Ein zweiter Punkt, den ich aufzählen möchte, ist der Platz, den die Predigt einnimmt. Für Cessationisten fällt anderes weg, was in unseren Gottesdiensten der Predigt unter Umständen zur Konkurrenz werden kann. Die Wichtigkeit der Predigt ist also etwas, wo wir uns auch eine große Scheibe abschneiden können. Gott sagt uns, dass der Glaube aus der Predigt kommt, und die Predigt aus Gottes Wort, der Bibel. Wenn wir also dem Glauben einen so hohen Stellenwert zusprechen, dann sollten wir das auch der Quelle des Glaubens tun, nämlich der bibeltreuen Predigt. Gott ist nicht gezwungen, auf unsere Predigt zu warten, um jemandem Glauben zu schenken, aber es ist gerade in unseren Breiten, wo die theologische Ausbildung und eine gute Übersetzung der Bibel recht verbreitet vorhanden sind, der Normalfall, dass Gott von uns erwartet, dass wir die von Ihm dazu bestimmten Mittel anwenden.

Nicht zuletzt bin ich aber auch dankbar, dass Cessationisten uns herausfordern, über unser Leben und unsere Veranstaltungen nachzudenken. Manches kann uns als hilfreiches Korrektiv dienen, auch wenn wir nicht alles eins zu eins so annehmen müssen oder können. Insgesamt ist es wichtig, dass man miteinander im Gespräch bleibt und sich auch von hin und wieder polemisch anmutenden Äußerungen nicht ins Bockshorn jagen lässt und damit den Kontakt abbricht. Viele Missverständnisse lassen sich auch in der gemeinsamen Beschäftigung ausräumen, und einiges, was nicht auf Missverständnissen beruht, lässt sich auch einfach ertragen (tolerieren).
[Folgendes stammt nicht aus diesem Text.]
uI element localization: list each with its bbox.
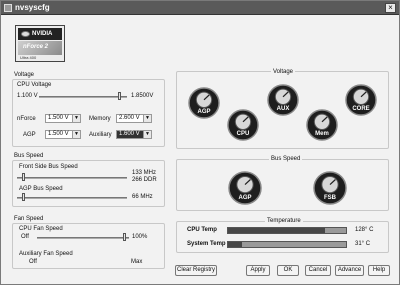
cpu-voltage-min: 1.100 V <box>17 93 38 99</box>
nforce-voltage-label: nForce <box>17 116 36 122</box>
voltage-gauges-title: Voltage <box>271 69 296 75</box>
title-bar[interactable]: nvsyscfg × <box>1 1 399 15</box>
bus-gauge-agp-label: AGP <box>238 194 252 201</box>
nvidia-logo: NVIDIA nForce 2 Ultra 400 <box>15 25 65 62</box>
aux-fan-max: Max <box>131 259 143 265</box>
cpu-fan-speed-label: CPU Fan Speed <box>19 226 63 232</box>
fsb-speed-slider[interactable] <box>22 173 26 181</box>
logo-brand: NVIDIA <box>32 31 53 37</box>
agp-bus-speed-slider[interactable] <box>22 193 26 201</box>
advance-button[interactable]: Advance <box>335 265 364 276</box>
nforce-voltage-select[interactable]: 1.500 V ▼ <box>45 114 81 123</box>
agp-bus-speed-label: AGP Bus Speed <box>19 186 63 192</box>
system-temp-bar <box>227 241 347 248</box>
bus-gauge-fsb: FSB <box>313 171 347 205</box>
cpu-voltage-label: CPU Voltage <box>17 82 52 88</box>
agp-voltage-select[interactable]: 1.500 V ▼ <box>45 130 81 139</box>
aux-fan-speed-label: Auxiliary Fan Speed <box>19 251 73 257</box>
cpu-fan-min: Off <box>21 234 29 240</box>
voltage-gauge-agp: AGP <box>188 87 220 119</box>
cpu-temp-bar-fill <box>228 228 325 233</box>
voltage-gauge-mem-label: Mem <box>315 131 329 138</box>
fsb-speed-track <box>17 177 127 179</box>
memory-voltage-select[interactable]: 2.600 V ▼ <box>116 114 152 123</box>
nforce-voltage-value: 1.500 V <box>48 115 69 121</box>
agp-voltage-value: 1.500 V <box>48 131 69 137</box>
aux-fan-min: Off <box>29 259 37 265</box>
memory-voltage-value: 2.600 V <box>119 115 140 121</box>
chevron-down-icon[interactable]: ▼ <box>143 131 151 138</box>
bus-gauges-title: Bus Speed <box>269 156 303 162</box>
system-temp-bar-fill <box>228 242 243 247</box>
auxiliary-voltage-select[interactable]: 1.600 V ▼ <box>116 130 152 139</box>
auxiliary-voltage-label: Auxiliary <box>89 132 112 138</box>
chevron-down-icon[interactable]: ▼ <box>143 115 151 122</box>
voltage-gauge-core: CORE <box>345 84 377 116</box>
logo-product: nForce 2 <box>23 44 49 50</box>
clear-registry-button[interactable]: Clear Registry <box>175 265 217 276</box>
cpu-temp-bar <box>227 227 347 234</box>
cpu-voltage-max: 1.8500V <box>131 93 154 99</box>
bus-gauges-panel <box>176 159 389 211</box>
system-temp-value: 31° C <box>355 241 371 247</box>
close-icon: × <box>388 3 393 12</box>
cpu-fan-track <box>37 237 129 239</box>
temperature-title: Temperature <box>265 218 303 224</box>
chevron-down-icon[interactable]: ▼ <box>72 131 80 138</box>
voltage-gauge-agp-label: AGP <box>197 109 211 116</box>
voltage-gauge-aux: AUX <box>267 84 299 116</box>
cpu-fan-slider[interactable] <box>123 233 127 241</box>
voltage-gauge-aux-label: AUX <box>276 106 290 113</box>
fsb-ddr-value: 266 DDR <box>132 177 157 183</box>
auxiliary-voltage-value: 1.600 V <box>119 131 140 137</box>
bus-gauge-fsb-label: FSB <box>324 194 336 201</box>
cpu-temp-label: CPU Temp <box>187 227 217 233</box>
system-temp-label: System Temp <box>187 241 226 247</box>
voltage-gauge-cpu-label: CPU <box>236 131 250 138</box>
cpu-fan-max: 100% <box>132 234 148 240</box>
window-title: nvsyscfg <box>15 3 50 12</box>
close-button[interactable]: × <box>385 3 396 13</box>
temperature-panel <box>176 221 389 253</box>
cpu-temp-value: 128° C <box>355 227 374 233</box>
fsb-speed-label: Front Side Bus Speed <box>19 164 78 170</box>
nvidia-eye-icon <box>21 31 30 37</box>
ok-button[interactable]: OK <box>277 265 299 276</box>
memory-voltage-label: Memory <box>89 116 111 122</box>
cpu-voltage-track <box>39 96 127 98</box>
cpu-voltage-slider[interactable] <box>118 92 122 100</box>
app-window: nvsyscfg × NVIDIA nForce 2 Ultra 400 Vol… <box>0 0 400 285</box>
agp-voltage-label: AGP <box>23 132 36 138</box>
apply-button[interactable]: Apply <box>246 265 270 276</box>
fan-speed-section-label: Fan Speed <box>14 216 44 222</box>
logo-header: NVIDIA <box>18 28 62 40</box>
voltage-gauge-cpu: CPU <box>227 109 259 141</box>
logo-product-band: nForce 2 <box>18 41 62 55</box>
bus-speed-section-label: Bus Speed <box>14 153 44 159</box>
help-button[interactable]: Help <box>368 265 390 276</box>
chevron-down-icon[interactable]: ▼ <box>72 115 80 122</box>
voltage-gauge-core-label: CORE <box>352 106 370 113</box>
fsb-speed-value: 133 MHz <box>132 170 157 176</box>
voltage-section-label: Voltage <box>14 72 35 78</box>
app-icon <box>4 4 12 12</box>
logo-edition: Ultra 400 <box>20 55 37 60</box>
voltage-gauge-mem: Mem <box>306 109 338 141</box>
agp-bus-speed-track <box>17 197 127 199</box>
bus-gauge-agp: AGP <box>228 171 262 205</box>
cancel-button[interactable]: Cancel <box>305 265 331 276</box>
agp-bus-speed-value: 66 MHz <box>132 194 153 200</box>
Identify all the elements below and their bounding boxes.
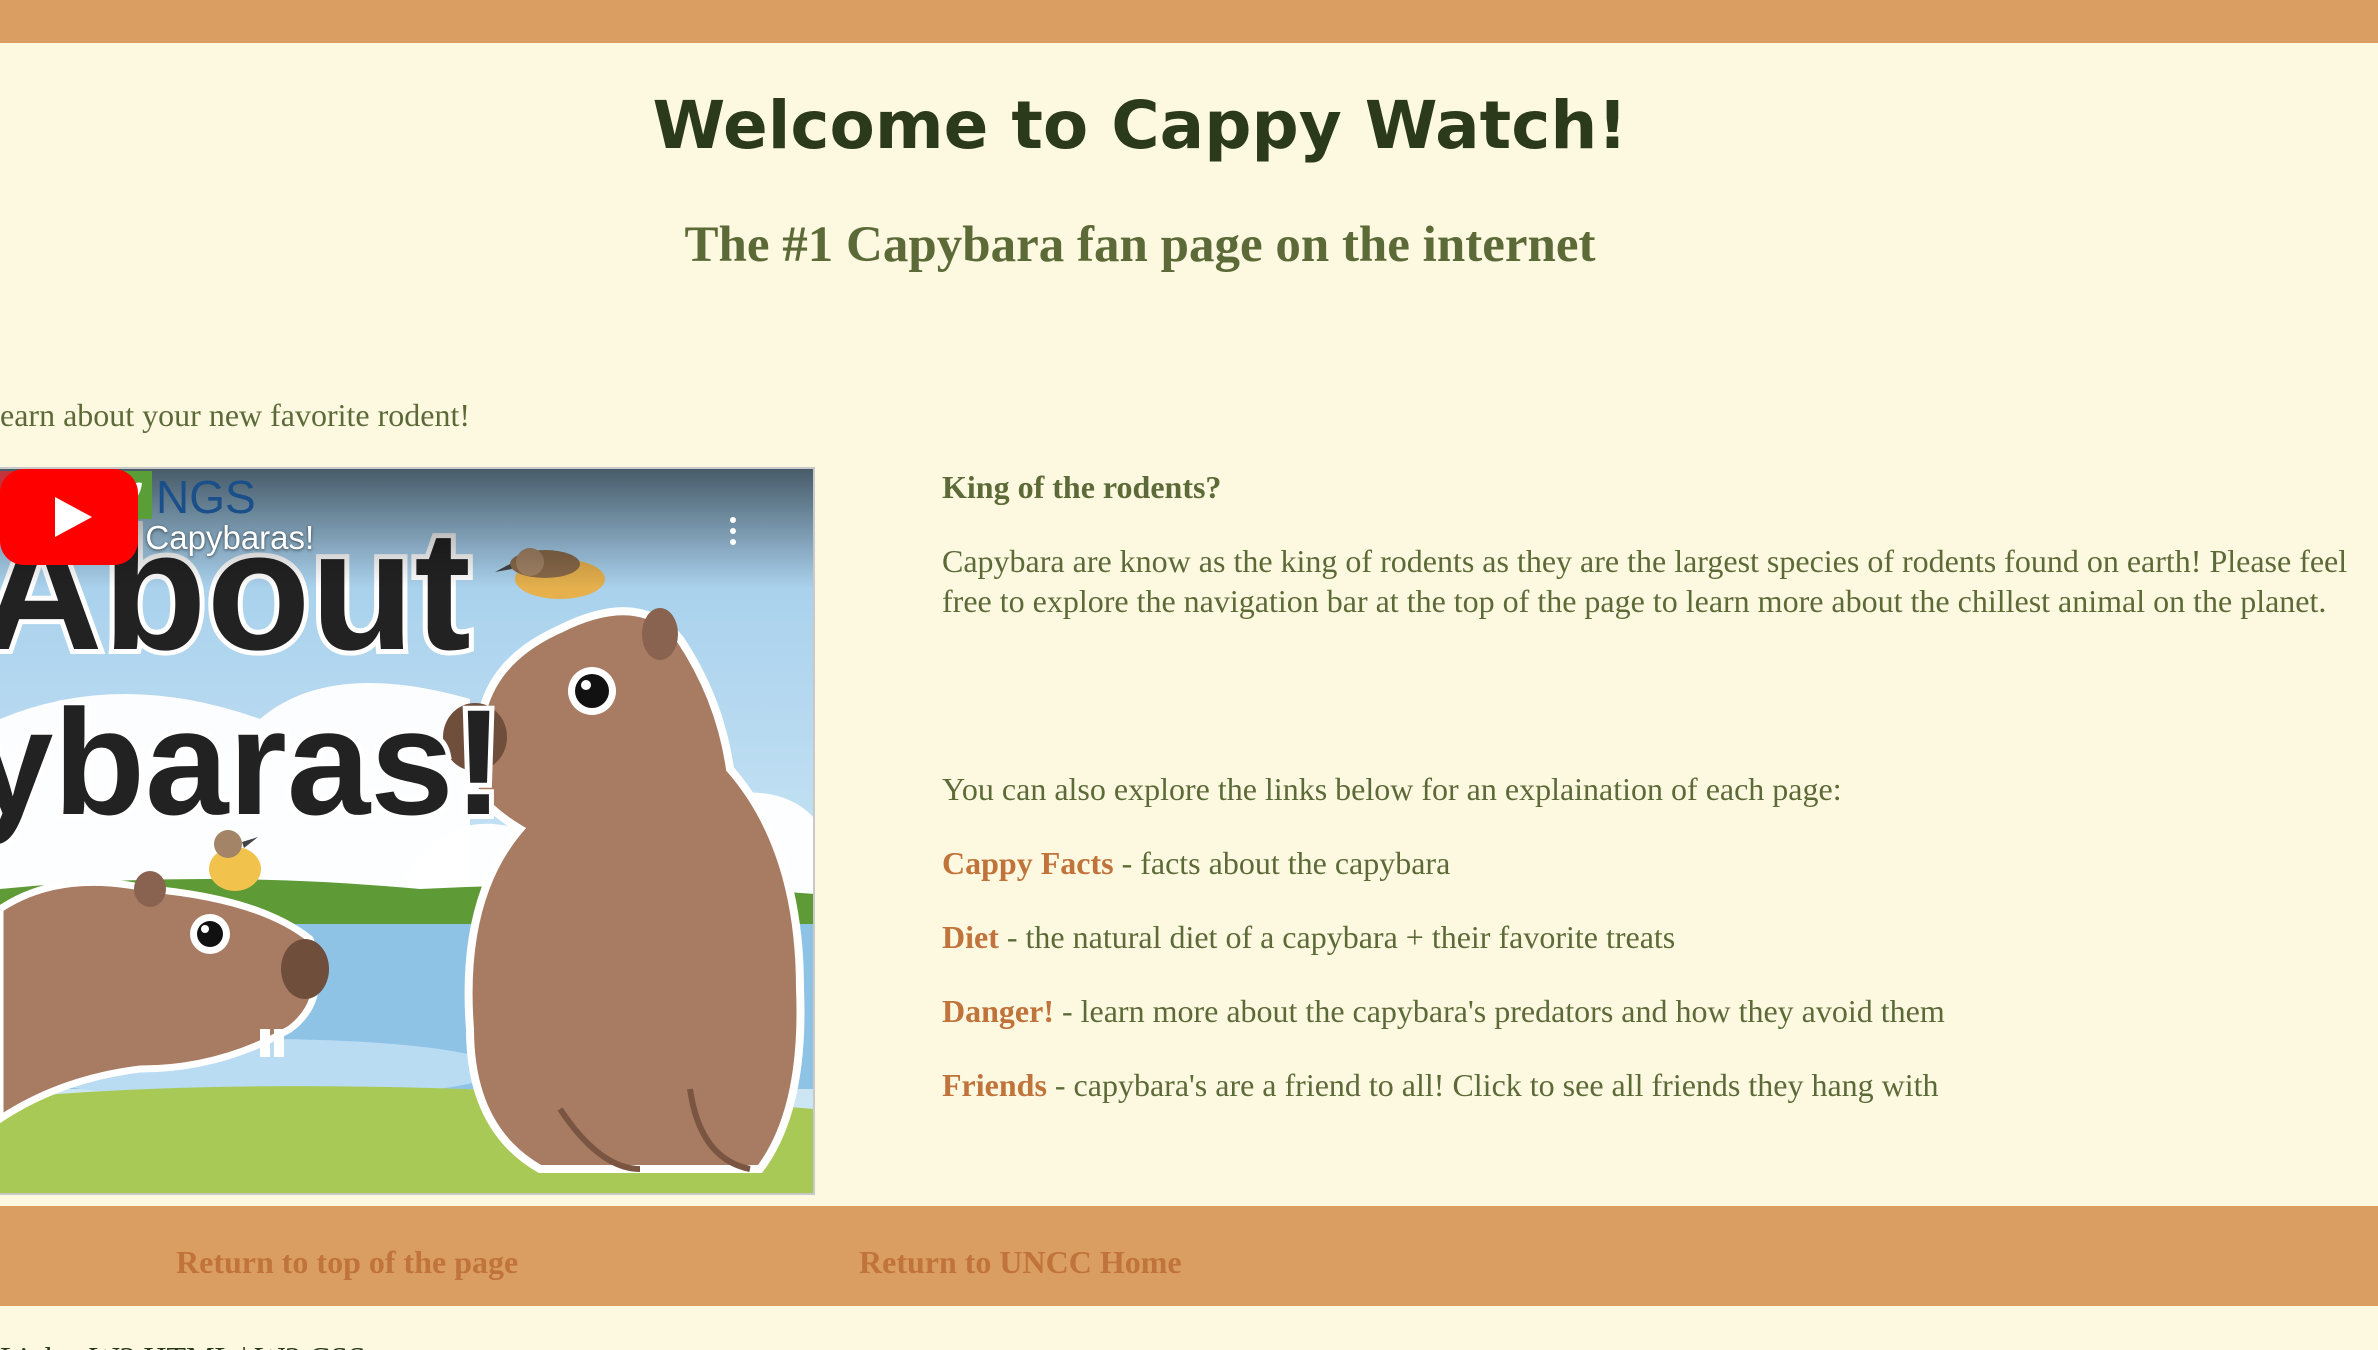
link-description: - learn more about the capybara's predat… xyxy=(1053,993,1945,1029)
intro-text: earn about your new favorite rodent! xyxy=(0,397,471,433)
play-icon[interactable] xyxy=(0,469,138,565)
list-item: Diet - the natural diet of a capybara + … xyxy=(942,917,1675,957)
page-subtitle: The #1 Capybara fan page on the internet xyxy=(684,217,1596,273)
more-vert-icon[interactable] xyxy=(727,517,739,553)
credits-text: Links: W3 HTML | W3 CSS xyxy=(0,1338,366,1350)
list-item: Danger! - learn more about the capybara'… xyxy=(942,991,1945,1031)
friends-link[interactable]: Friends xyxy=(942,1067,1047,1103)
link-description: - capybara's are a friend to all! Click … xyxy=(1046,1067,1939,1103)
links-intro: You can also explore the links below for… xyxy=(942,771,1842,807)
channel-logo-text: NGS xyxy=(156,471,256,521)
section-body: Capybara are know as the king of rodents… xyxy=(942,543,2348,619)
page-title: Welcome to Cappy Watch! xyxy=(652,87,1628,164)
return-to-home-link[interactable]: Return to UNCC Home xyxy=(859,1242,1182,1282)
section-heading: King of the rodents? xyxy=(942,469,1222,505)
return-to-top-link[interactable]: Return to top of the page xyxy=(176,1242,518,1282)
video-embed[interactable]: About ybaras! All About Capybaras! NGS xyxy=(0,467,815,1195)
list-item: Friends - capybara's are a friend to all… xyxy=(942,1065,1939,1105)
list-item: Cappy Facts - facts about the capybara xyxy=(942,843,1450,883)
link-description: - facts about the capybara xyxy=(1113,845,1451,881)
diet-link[interactable]: Diet xyxy=(942,919,999,955)
thumbnail-text-2: ybaras! xyxy=(0,678,504,846)
danger-link[interactable]: Danger! xyxy=(942,993,1054,1029)
video-thumbnail: About ybaras! xyxy=(0,469,813,1193)
cappy-facts-link[interactable]: Cappy Facts xyxy=(942,845,1114,881)
page: Welcome to Cappy Watch! The #1 Capybara … xyxy=(0,0,2378,1350)
link-description: - the natural diet of a capybara + their… xyxy=(998,919,1676,955)
top-nav-bar xyxy=(0,0,2378,43)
Vielleicht brauchen wir einfach alle mehr Mut, uns in Frage stellen zu lassen, ohne gleich widersprechen zu müssen. Auch das ist ein wertvolles Lernfeld. Es gibt nämlich tatsächlich einige Praktiken und Lehren in unserer Conti-Bewegung, die klar und deutlich angesprochen werden müssen, weil sie über das hinausgehen, was uns die Bibel sagt. Etwas ausführlicher möchte ich auf solche Dinge eingehen, wenn es um die verschiedenen Argumente geht. 

Insgesamt gesehen gibt es viele Gebiete des täglichen Lebens, in welchen „Cessis“ und „Contis“ gemeinsame Sache machen können. Beide brennen dafür, dass mehr Menschen den Herrn Jesus kennenlernen; und das ist eine gute Sache. Deshalb habe ich auch kein Problem, für die Gemeinden cessationistischer Prägung zu beten, dass sie mit viel Wachstum gesegnet werden. So viel muss an der Stelle gesagt werden. Und nun, liebe Cessationisten, wenn ich euch in den nächsten Teilen zur Rot- oder gar Weißglut treiben sollte, indem ich manche eurer Argumente systematisch zerlege, dann nehmt euch einen Moment Zeit und kehrt zu diesem Post zurück. Ich bin dankbar, dass es euch gibt.